たとえば、日本語版Windowsの場合、アプリケーションやファイルはシフトJISコードで記述されている。日本語版Windows NTには、シフトJISの文字列を受け付けるAPIかあり、それが文字コードを変換してユニコード対応のAPIを呼び出している。このとき、ファイルパスを扱うAPIでは、パス区切りを逆スラッシュ(円マーク)からスラッシュに変換していた。なぜなら、Unicodeでは逆スラッシュと円マークは違うコードを持つ文字であり、何もせずに文字コードだけを変換してしまうと、2種類の区切り文字を扱わねばならなくなるからだ。
現在のWindowsでは、APIに渡す文字列であれば、パス区切りをスラッシュとしても正しく動作する。問題が生じるのは、アプリケーションがスラッシュをオプション文字として解釈していたり、逆スラッシュだけがパス区切りと思って動作している場合だ。
コマンドプロンプトなどでも、アプリケーション側が対応できるなら、パス区切りにスラッシュを利用することができる。たとえば、コマンドプロンプトなら「cd /temp/X」でも「cd \temp\X」と同じように動作する。cdコマンドはオプションがないため、スラッシュを解釈しないからだ。スラッシュをオプション文字として解釈するDIRコマンドではエラーになってしまう。

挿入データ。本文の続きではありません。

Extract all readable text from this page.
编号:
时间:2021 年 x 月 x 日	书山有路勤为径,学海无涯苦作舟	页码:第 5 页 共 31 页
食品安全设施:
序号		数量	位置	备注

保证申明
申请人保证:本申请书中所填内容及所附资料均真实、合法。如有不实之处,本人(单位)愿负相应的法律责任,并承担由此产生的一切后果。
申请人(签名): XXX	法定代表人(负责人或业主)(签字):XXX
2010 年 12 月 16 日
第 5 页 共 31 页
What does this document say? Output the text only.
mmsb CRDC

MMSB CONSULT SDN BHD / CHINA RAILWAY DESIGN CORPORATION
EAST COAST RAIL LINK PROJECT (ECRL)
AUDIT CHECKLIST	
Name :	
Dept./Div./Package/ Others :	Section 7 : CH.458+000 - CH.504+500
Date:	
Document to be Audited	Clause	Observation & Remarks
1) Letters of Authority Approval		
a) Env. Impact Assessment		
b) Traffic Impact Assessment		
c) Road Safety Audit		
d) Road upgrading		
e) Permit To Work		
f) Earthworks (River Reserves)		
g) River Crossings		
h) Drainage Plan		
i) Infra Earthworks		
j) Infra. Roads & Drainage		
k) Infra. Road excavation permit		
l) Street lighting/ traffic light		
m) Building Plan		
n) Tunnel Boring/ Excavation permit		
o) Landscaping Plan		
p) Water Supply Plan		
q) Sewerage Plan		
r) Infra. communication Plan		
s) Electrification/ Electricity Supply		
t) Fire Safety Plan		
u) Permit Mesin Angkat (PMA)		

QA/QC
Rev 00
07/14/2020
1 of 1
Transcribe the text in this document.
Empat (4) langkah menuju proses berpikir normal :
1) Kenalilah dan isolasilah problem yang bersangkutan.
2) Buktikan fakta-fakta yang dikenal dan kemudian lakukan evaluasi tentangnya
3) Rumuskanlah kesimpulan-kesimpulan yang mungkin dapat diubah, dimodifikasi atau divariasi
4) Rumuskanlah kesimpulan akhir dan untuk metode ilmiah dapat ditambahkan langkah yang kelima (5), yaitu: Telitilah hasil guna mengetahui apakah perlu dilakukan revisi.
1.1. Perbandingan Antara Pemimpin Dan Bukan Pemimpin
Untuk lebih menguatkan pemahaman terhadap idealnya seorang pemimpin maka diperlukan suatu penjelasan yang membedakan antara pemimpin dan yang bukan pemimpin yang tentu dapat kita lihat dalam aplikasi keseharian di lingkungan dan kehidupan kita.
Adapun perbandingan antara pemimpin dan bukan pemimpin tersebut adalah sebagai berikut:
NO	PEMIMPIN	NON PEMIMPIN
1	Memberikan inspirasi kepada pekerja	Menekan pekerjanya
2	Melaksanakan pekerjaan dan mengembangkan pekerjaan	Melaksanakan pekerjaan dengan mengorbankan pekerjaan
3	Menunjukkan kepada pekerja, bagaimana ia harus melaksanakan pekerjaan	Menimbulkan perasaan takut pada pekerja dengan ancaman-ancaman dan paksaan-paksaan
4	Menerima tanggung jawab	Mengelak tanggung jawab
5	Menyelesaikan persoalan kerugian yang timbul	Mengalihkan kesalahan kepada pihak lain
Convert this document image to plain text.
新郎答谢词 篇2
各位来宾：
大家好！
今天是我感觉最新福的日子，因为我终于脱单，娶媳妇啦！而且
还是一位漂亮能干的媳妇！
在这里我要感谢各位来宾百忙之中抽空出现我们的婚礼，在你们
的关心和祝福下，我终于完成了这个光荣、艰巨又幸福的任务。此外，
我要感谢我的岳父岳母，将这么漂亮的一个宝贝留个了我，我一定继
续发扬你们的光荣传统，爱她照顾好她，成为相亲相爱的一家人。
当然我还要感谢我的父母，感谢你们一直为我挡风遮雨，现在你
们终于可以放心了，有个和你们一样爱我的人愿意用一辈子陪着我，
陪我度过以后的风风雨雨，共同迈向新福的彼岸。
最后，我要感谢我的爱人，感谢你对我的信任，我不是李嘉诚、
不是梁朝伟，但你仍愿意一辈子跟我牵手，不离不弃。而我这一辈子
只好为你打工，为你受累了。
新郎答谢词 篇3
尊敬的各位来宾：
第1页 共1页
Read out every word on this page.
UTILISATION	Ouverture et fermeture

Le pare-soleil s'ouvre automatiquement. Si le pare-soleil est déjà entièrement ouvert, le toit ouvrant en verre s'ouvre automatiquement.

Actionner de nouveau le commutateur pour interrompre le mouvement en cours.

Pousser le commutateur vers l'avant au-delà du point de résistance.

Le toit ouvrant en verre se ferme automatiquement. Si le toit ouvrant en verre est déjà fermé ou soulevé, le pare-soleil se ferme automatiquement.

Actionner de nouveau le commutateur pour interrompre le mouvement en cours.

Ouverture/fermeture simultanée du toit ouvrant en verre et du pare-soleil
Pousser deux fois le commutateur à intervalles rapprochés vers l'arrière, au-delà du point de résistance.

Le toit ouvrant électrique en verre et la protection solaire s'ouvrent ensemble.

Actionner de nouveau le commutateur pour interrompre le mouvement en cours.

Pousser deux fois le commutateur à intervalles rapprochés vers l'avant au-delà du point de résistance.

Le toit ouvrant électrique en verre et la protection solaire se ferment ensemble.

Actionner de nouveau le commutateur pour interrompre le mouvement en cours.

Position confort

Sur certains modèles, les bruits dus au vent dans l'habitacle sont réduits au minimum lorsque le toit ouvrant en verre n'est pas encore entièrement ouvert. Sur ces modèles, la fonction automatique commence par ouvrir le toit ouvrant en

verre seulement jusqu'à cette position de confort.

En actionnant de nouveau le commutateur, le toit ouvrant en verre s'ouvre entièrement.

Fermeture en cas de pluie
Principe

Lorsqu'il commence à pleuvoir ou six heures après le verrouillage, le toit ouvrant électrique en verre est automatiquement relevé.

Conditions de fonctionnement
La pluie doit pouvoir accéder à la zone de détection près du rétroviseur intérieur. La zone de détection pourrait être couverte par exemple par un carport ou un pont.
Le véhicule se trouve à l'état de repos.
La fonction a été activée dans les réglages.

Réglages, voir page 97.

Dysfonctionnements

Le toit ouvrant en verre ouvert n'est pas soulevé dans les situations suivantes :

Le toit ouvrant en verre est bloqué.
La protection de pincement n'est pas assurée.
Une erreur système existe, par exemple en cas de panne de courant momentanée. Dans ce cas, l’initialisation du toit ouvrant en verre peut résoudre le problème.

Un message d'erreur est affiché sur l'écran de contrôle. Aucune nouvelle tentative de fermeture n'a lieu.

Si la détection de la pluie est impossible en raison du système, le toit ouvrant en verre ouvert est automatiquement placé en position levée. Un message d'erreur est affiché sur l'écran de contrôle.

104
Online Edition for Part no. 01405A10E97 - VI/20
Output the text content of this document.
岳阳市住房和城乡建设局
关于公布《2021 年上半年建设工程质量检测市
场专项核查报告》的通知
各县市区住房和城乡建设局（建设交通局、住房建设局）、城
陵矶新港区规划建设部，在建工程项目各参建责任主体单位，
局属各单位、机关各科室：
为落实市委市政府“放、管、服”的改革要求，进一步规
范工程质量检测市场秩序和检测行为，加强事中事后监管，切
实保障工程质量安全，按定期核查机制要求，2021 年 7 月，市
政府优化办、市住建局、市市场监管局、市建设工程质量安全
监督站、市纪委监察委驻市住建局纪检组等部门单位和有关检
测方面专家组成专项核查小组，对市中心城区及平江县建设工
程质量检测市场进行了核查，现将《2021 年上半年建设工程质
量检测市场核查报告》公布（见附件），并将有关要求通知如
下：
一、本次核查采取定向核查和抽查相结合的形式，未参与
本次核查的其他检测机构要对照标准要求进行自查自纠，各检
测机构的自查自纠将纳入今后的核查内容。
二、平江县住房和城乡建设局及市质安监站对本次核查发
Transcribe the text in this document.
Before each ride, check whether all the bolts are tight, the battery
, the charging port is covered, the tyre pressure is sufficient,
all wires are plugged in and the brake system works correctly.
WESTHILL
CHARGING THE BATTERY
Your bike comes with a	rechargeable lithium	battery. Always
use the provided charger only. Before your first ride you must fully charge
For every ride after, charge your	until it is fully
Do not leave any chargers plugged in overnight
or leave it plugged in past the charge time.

現在では、UNCによるネットワークファイルなどの指定を除けば、多くの場合、ファイルパスをスラッシュで区切った文字列で扱うことができる。逆スラッシュは、多くの言語システムでエスケープキャラクタとして使われる関係から、逆スラッシュを含む文字列の扱いはめんどうなもので、Unix/Linux系などのオープンソースソフトウェアの移植の妨げになると考えられていた。1993年にWindowsNTが登場し、WindowsXP(2001年)で一般消費者向けのWindowsがNT系カーネルに移行して以来、それは問題ではなかったが、この事実が開発者の間に広く知られるようになったのはここ数年ぐらいのことである。